PostNapisane: 22 wrz 2011, o 10:56
przez gzyra
Zachęcam do przeczytania tekstu Sex and Sexism in the Animal Rights Movement Doris Lin, fragmenty:

It's not surprising that there's a certain amount of sexism in the animal rights movement, since sexism so thoroughly permeates our society as a whole. What is surprising is hearing some animal rights activists defend sexism when it's pointed out to them. Since animal rights is a social justice movement, many animal activists believe that the animal rights movement is part of a larger battle against all oppression. (...)

Some animal rights activists believe that all rules of civility go out the window when dealing with animal exploiters, and resort to using misogynistic insults. Women who wear fur are sometimes called "fur hags," "bitch," or the "c" word.

Misogynistic terms insult all women, not just the woman who is the target of the insult. Furthermore, they are completely unjustified. There is no reason to use sexist language when criticizing an animal exploiter. (...)

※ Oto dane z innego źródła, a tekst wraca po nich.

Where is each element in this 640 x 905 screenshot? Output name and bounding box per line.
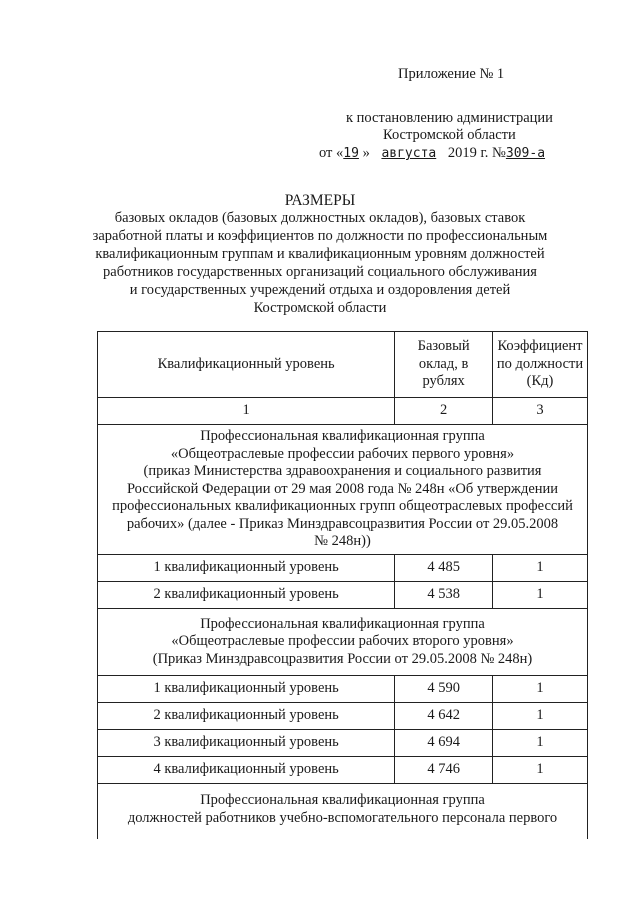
- table-row: [98, 582, 588, 609]
- header-coefficient-line: (Кд): [526, 373, 554, 390]
- group-2-heading: [98, 609, 588, 676]
- appendix-line-2: Костромской области: [383, 127, 516, 143]
- header-coefficient-line: по должности: [496, 355, 584, 372]
- column-number: 1: [98, 398, 395, 425]
- group-1-heading: [98, 425, 588, 555]
- heading-line-5: и государственных учреждений отдыха и оздоровления детей: [129, 282, 511, 298]
- group-heading-row: [98, 784, 588, 840]
- table-row: [98, 730, 588, 757]
- header-base-salary-line: оклад, в: [418, 355, 469, 372]
- group-line: должностей работников учебно-вспомогательного персонала первого: [127, 809, 558, 826]
- group-line: «Общеотраслевые профессии рабочих второго уровня»: [171, 633, 514, 650]
- coefficient-cell: 1: [493, 555, 588, 582]
- salary-table: [97, 331, 588, 839]
- coefficient-cell: 1: [493, 757, 588, 784]
- group-line: профессиональных квалификационных групп общеотраслевых профессий: [112, 498, 573, 515]
- coefficient-cell: 1: [493, 582, 588, 609]
- heading-line-2: заработной платы и коэффициентов по должности по профессиональным: [92, 228, 548, 244]
- group-3-heading: [98, 784, 588, 840]
- heading-line-4: работников государственных организаций социального обслуживания: [103, 264, 537, 280]
- salary-cell: 4 485: [395, 555, 493, 582]
- column-number-row: [98, 398, 588, 425]
- table-row: [98, 757, 588, 784]
- group-heading-row: [98, 609, 588, 676]
- date-prefix: от «: [319, 145, 344, 161]
- group-line: Профессиональная квалификационная группа: [200, 615, 485, 632]
- header-base-salary: [395, 332, 493, 398]
- table-row: [98, 703, 588, 730]
- header-coefficient-line: Коэффициент: [497, 338, 583, 355]
- group-line: Профессиональная квалификационная группа: [200, 792, 485, 808]
- group-line: (Приказ Минздравсоцразвития России от 29.05.2008 № 248н): [152, 650, 533, 667]
- table-row: [98, 676, 588, 703]
- qualification-level-cell: 3 квалификационный уровень: [98, 730, 395, 757]
- coefficient-cell: 1: [493, 730, 588, 757]
- date-mid: »: [362, 145, 370, 161]
- qualification-level-cell: 2 квалификационный уровень: [98, 703, 395, 730]
- heading-line-6: Костромской области: [253, 300, 387, 316]
- document-title: РАЗМЕРЫ: [284, 192, 356, 209]
- document-number: 309-а: [505, 146, 546, 161]
- coefficient-cell: 1: [493, 703, 588, 730]
- heading-line-3: квалификационным группам и квалификационным уровням должностей: [95, 246, 545, 262]
- salary-cell: 4 694: [395, 730, 493, 757]
- group-line: Российской Федерации от 29 мая 2008 года № 248н «Об утверждении: [126, 480, 559, 497]
- header-base-salary-line: рублях: [422, 373, 465, 390]
- coefficient-cell: 1: [493, 676, 588, 703]
- salary-cell: 4 538: [395, 582, 493, 609]
- group-line: Профессиональная квалификационная группа: [200, 428, 485, 445]
- date-day: 19: [343, 146, 359, 161]
- column-number: 3: [493, 398, 588, 425]
- group-heading-row: [98, 425, 588, 555]
- table-header-row: [98, 332, 588, 398]
- qualification-level-cell: 2 квалификационный уровень: [98, 582, 395, 609]
- group-line: № 248н)): [314, 533, 371, 550]
- column-number: 2: [395, 398, 493, 425]
- appendix-title: Приложение № 1: [398, 66, 505, 82]
- table-row: [98, 555, 588, 582]
- header-qualification-level: Квалификационный уровень: [98, 332, 395, 398]
- date-month: августа: [381, 146, 437, 161]
- qualification-level-cell: 4 квалификационный уровень: [98, 757, 395, 784]
- group-line: «Общеотраслевые профессии рабочих первого уровня»: [170, 445, 515, 462]
- header-coefficient: [493, 332, 588, 398]
- appendix-line-1: к постановлению администрации: [346, 110, 553, 126]
- group-line: рабочих» (далее - Приказ Минздравсоцразвития России от 29.05.2008: [126, 515, 559, 532]
- salary-cell: 4 746: [395, 757, 493, 784]
- qualification-level-cell: 1 квалификационный уровень: [98, 555, 395, 582]
- salary-cell: 4 642: [395, 703, 493, 730]
- heading-line-1: базовых окладов (базовых должностных окладов), базовых ставок: [114, 210, 526, 226]
- appendix-date: [319, 145, 545, 162]
- header-base-salary-line: Базовый: [417, 338, 470, 355]
- date-year: 2019 г. №: [447, 145, 506, 161]
- qualification-level-cell: 1 квалификационный уровень: [98, 676, 395, 703]
- salary-cell: 4 590: [395, 676, 493, 703]
- group-line: (приказ Министерства здравоохранения и социального развития: [143, 463, 542, 480]
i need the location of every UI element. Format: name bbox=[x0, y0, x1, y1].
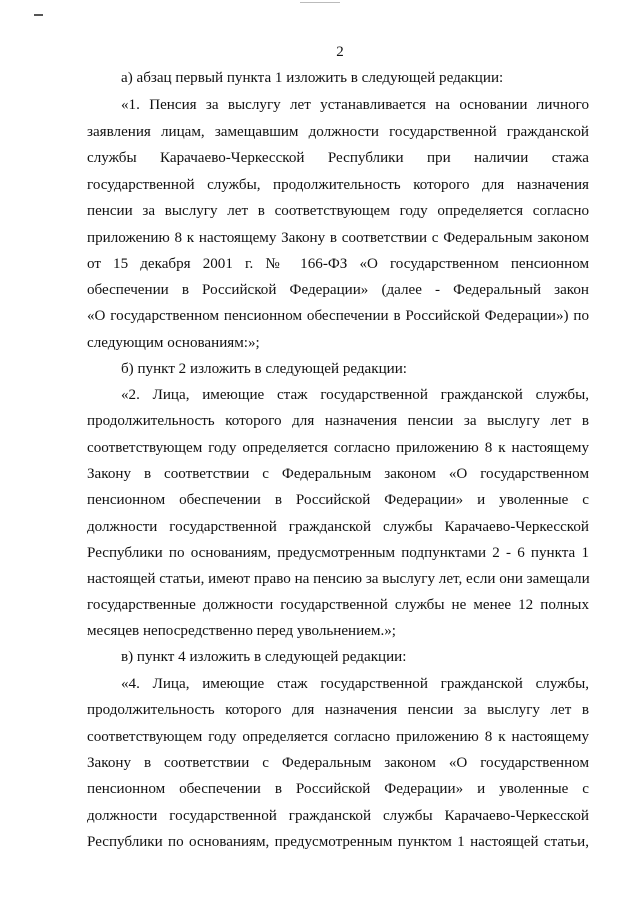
text-line: государственной службы, продолжительность которого для назначения bbox=[87, 177, 589, 193]
text-line: следующим основаниям:»; bbox=[87, 335, 260, 351]
text-line: Закону в соответствии с Федеральным законом «О государственном bbox=[87, 755, 589, 771]
text-line: настоящей статьи, имеют право на пенсию за выслугу лет, если они замещали bbox=[87, 571, 590, 587]
text-line: должности государственной гражданской службы Карачаево-Черкесской bbox=[87, 519, 589, 535]
text-line: «2. Лица, имеющие стаж государственной гражданской службы, bbox=[121, 387, 589, 403]
text-line: пенсии за выслугу лет в соответствующем году определяется согласно bbox=[87, 203, 589, 219]
text-line: а) абзац первый пункта 1 изложить в следующей редакции: bbox=[121, 70, 504, 86]
text-line: «4. Лица, имеющие стаж государственной гражданской службы, bbox=[121, 676, 589, 692]
text-line: «1. Пенсия за выслугу лет устанавливается на основании личного bbox=[121, 97, 589, 113]
text-line: государственные должности государственной службы не менее 12 полных bbox=[87, 597, 589, 613]
page-number: 2 bbox=[336, 44, 344, 60]
text-line: в) пункт 4 изложить в следующей редакции: bbox=[121, 649, 407, 665]
text-line: от 15 декабря 2001 г. № 166-ФЗ «О государственном пенсионном bbox=[87, 256, 589, 272]
text-line: заявления лицам, замещавшим должности государственной гражданской bbox=[87, 124, 589, 140]
text-line: «О государственном пенсионном обеспечении в Российской Федерации») по bbox=[87, 308, 589, 324]
text-line: месяцев непосредственно перед увольнением.»; bbox=[87, 623, 396, 639]
text-line: продолжительность которого для назначения пенсии за выслугу лет в bbox=[87, 702, 589, 718]
text-line: Республики по основаниям, предусмотренным подпунктами 2 - 6 пункта 1 bbox=[87, 545, 589, 561]
text-line: Республики по основаниям, предусмотренным пунктом 1 настоящей статьи, bbox=[87, 834, 589, 850]
scan-artifact bbox=[300, 2, 340, 3]
text-line: обеспечении в Российской Федерации» (далее - Федеральный закон bbox=[87, 282, 589, 298]
text-line: службы Карачаево-Черкесской Республики при наличии стажа bbox=[87, 150, 589, 166]
text-line: б) пункт 2 изложить в следующей редакции: bbox=[121, 361, 407, 377]
text-line: соответствующем году определяется согласно приложению 8 к настоящему bbox=[87, 729, 589, 745]
text-line: пенсионном обеспечении в Российской Федерации» и уволенные с bbox=[87, 781, 589, 797]
text-line: соответствующем году определяется согласно приложению 8 к настоящему bbox=[87, 440, 589, 456]
text-line: должности государственной гражданской службы Карачаево-Черкесской bbox=[87, 808, 589, 824]
text-line: продолжительность которого для назначения пенсии за выслугу лет в bbox=[87, 413, 589, 429]
text-line: пенсионном обеспечении в Российской Федерации» и уволенные с bbox=[87, 492, 589, 508]
text-line: Закону в соответствии с Федеральным законом «О государственном bbox=[87, 466, 589, 482]
scan-artifact bbox=[34, 14, 43, 16]
text-line: приложению 8 к настоящему Закону в соответствии с Федеральным законом bbox=[87, 230, 589, 246]
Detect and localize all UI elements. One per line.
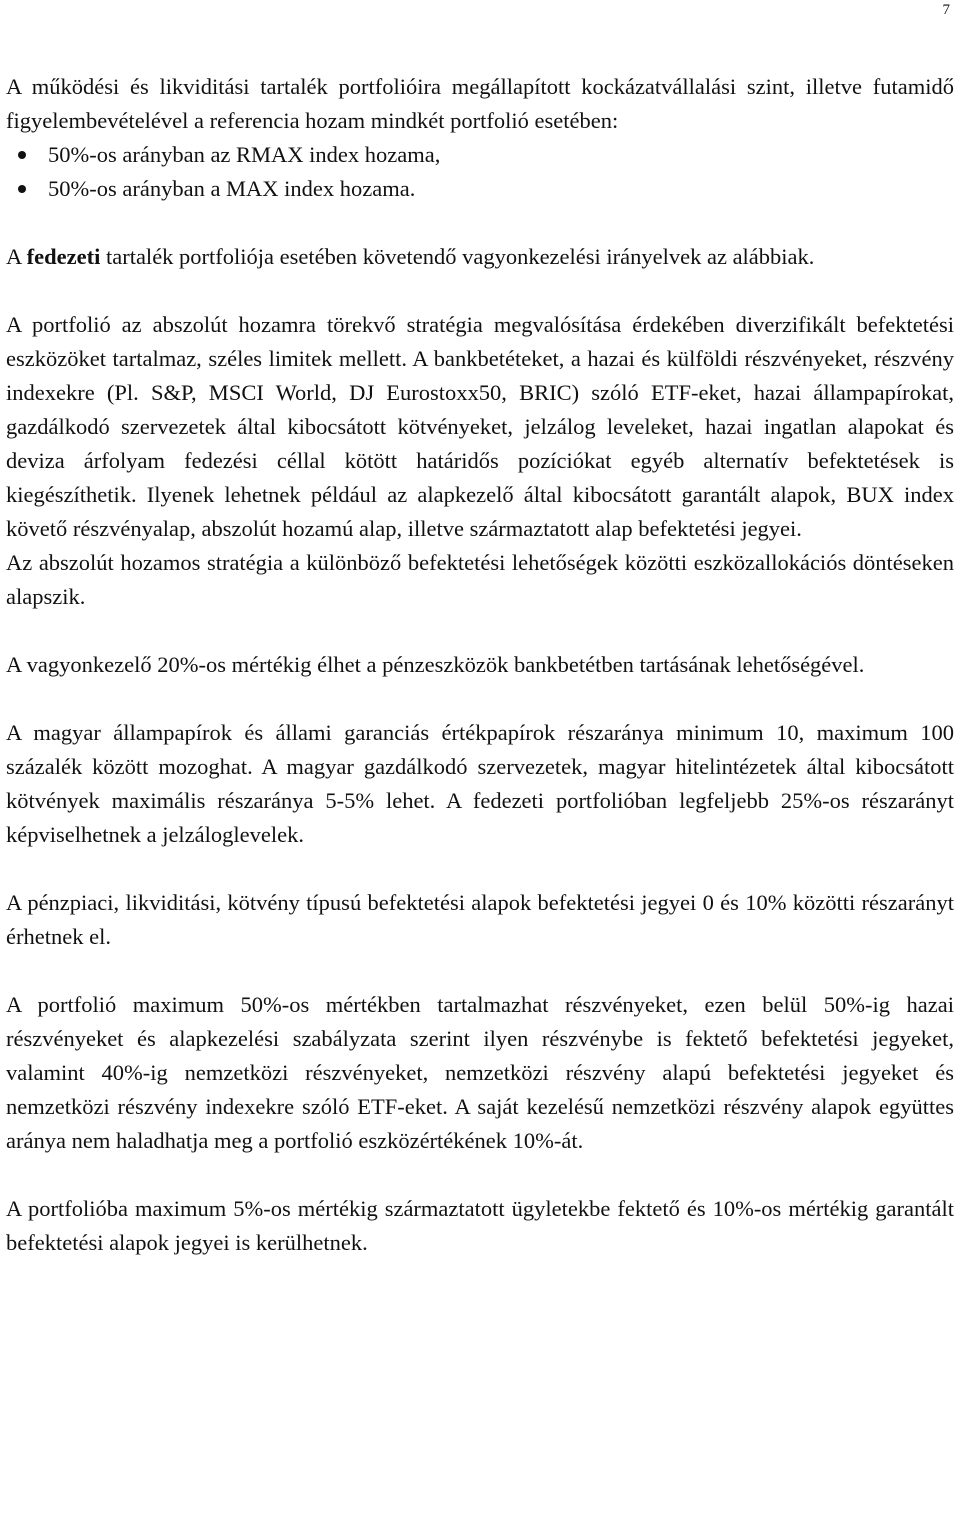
document-body	[6, 70, 954, 1260]
equity-paragraph: A portfolió maximum 50%-os mértékben tartalmazhat részvényeket, ezen belül 50%-ig hazai részvényeket és alapkezelési szabályzata szerint ilyen részvénybe is fektető befektetési jegyeket, valamint 40%-ig nemzetközi részvényeket, nemzetközi részvény alapú befektetési jegyeket és nemzetközi részvény indexekre szóló ETF-eket. A saját kezelésű nemzetközi részvény alapok együttes aránya nem haladhatja meg a portfolió eszközértékének 10%-át.	[6, 992, 954, 1153]
list-item-text: 50%-os arányban a MAX index hozama.	[48, 176, 416, 201]
fedezeti-prefix: A	[6, 244, 27, 269]
government-securities-paragraph: A magyar állampapírok és állami garanciás értékpapírok részaránya minimum 10, maximum 100 százalék között mozoghat. A magyar gazdálkodó szervezetek, magyar hitelintézetek által kibocsátott kötvények maximális részaránya 5-5% lehet. A fedezeti portfolióban legfeljebb 25%-os részarányt képviselhetnek a jelzáloglevelek.	[6, 720, 954, 847]
strategy-paragraph: A portfolió az abszolút hozamra törekvő stratégia megvalósítása érdekében diverzifikált befektetési eszközöket tartalmaz, széles limitek mellett. A bankbetéteket, a hazai és külföldi részvényeket, részvény indexekre (Pl. S&P, MSCI World, DJ Eurostoxx50, BRIC) szóló ETF-eket, hazai állampapírokat, gazdálkodó szervezetek által kibocsátott kötvényeket, jelzálog leveleket, hazai ingatlan alapokat és deviza árfolyam fedezési céllal kötött határidős pozíciókat egyéb alternatív befektetések is kiegészíthetik. Ilyenek lehetnek például az alapkezelő által kibocsátott garantált alapok, BUX index követő részvényalap, abszolút hozamú alap, illetve származtatott alap befektetési jegyei.	[6, 312, 954, 541]
allocation-paragraph: Az abszolút hozamos stratégia a különböző befektetési lehetőségek közötti eszközallokációs döntéseken alapszik.	[6, 550, 954, 609]
bullet-icon	[18, 151, 26, 159]
list-item	[6, 138, 954, 172]
benchmark-list	[6, 138, 954, 206]
derivatives-paragraph: A portfolióba maximum 5%-os mértékig származtatott ügyletekbe fektető és 10%-os mértékig garantált befektetési alapok jegyei is kerülhetnek.	[6, 1196, 954, 1255]
list-item-text: 50%-os arányban az RMAX index hozama,	[48, 142, 441, 167]
fedezeti-paragraph	[6, 240, 954, 274]
intro-paragraph: A működési és likviditási tartalék portfolióira megállapított kockázatvállalási szint, illetve futamidő figyelembevételével a referencia hozam mindkét portfolió esetében:	[6, 74, 954, 133]
fedezeti-suffix: tartalék portfoliója esetében követendő vagyonkezelési irányelvek az alábbiak.	[100, 244, 815, 269]
bank-deposit-paragraph: A vagyonkezelő 20%-os mértékig élhet a pénzeszközök bankbetétben tartásának lehetőségével.	[6, 652, 865, 677]
page-number: 7	[942, 2, 950, 18]
fedezeti-bold-term: fedezeti	[26, 244, 101, 269]
bullet-icon	[18, 185, 26, 193]
money-market-paragraph: A pénzpiaci, likviditási, kötvény típusú befektetési alapok befektetési jegyei 0 és 10% közötti részarányt érhetnek el.	[6, 890, 954, 949]
list-item	[6, 172, 954, 206]
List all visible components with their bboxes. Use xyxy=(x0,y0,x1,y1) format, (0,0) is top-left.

Using feminine terms to insult men is also misogynistic. For example, the title of the book "Meat is for Pussies" insults women because the message is that a man who eats meat is feminine and therefore inferior. Referring to a man in feminine terms, with rare exceptions, is generally considered an insult in our society. As a California court noted in a 2010 hostile workplace lawsuit, "Calling a man a "bitch" belittles him precisely because it belittles women . . . Indeed, it insults the man by comparing him to a woman, and, thereby, could be taken as humiliating to women as a group as well." That’s in addition to the fact that the words "pussy" and "bitch" are offensive regardless of whether one is referring to a man or a woman. (...)

Sexual campaigns and sexist language do little, if anything, to help the animal rights movement, but cause a great deal of harm to the movement itself as well as society as a whole. Attacks on someone’s gender, race, religion, class, ethnicity, disability or sexual orientation are never justified.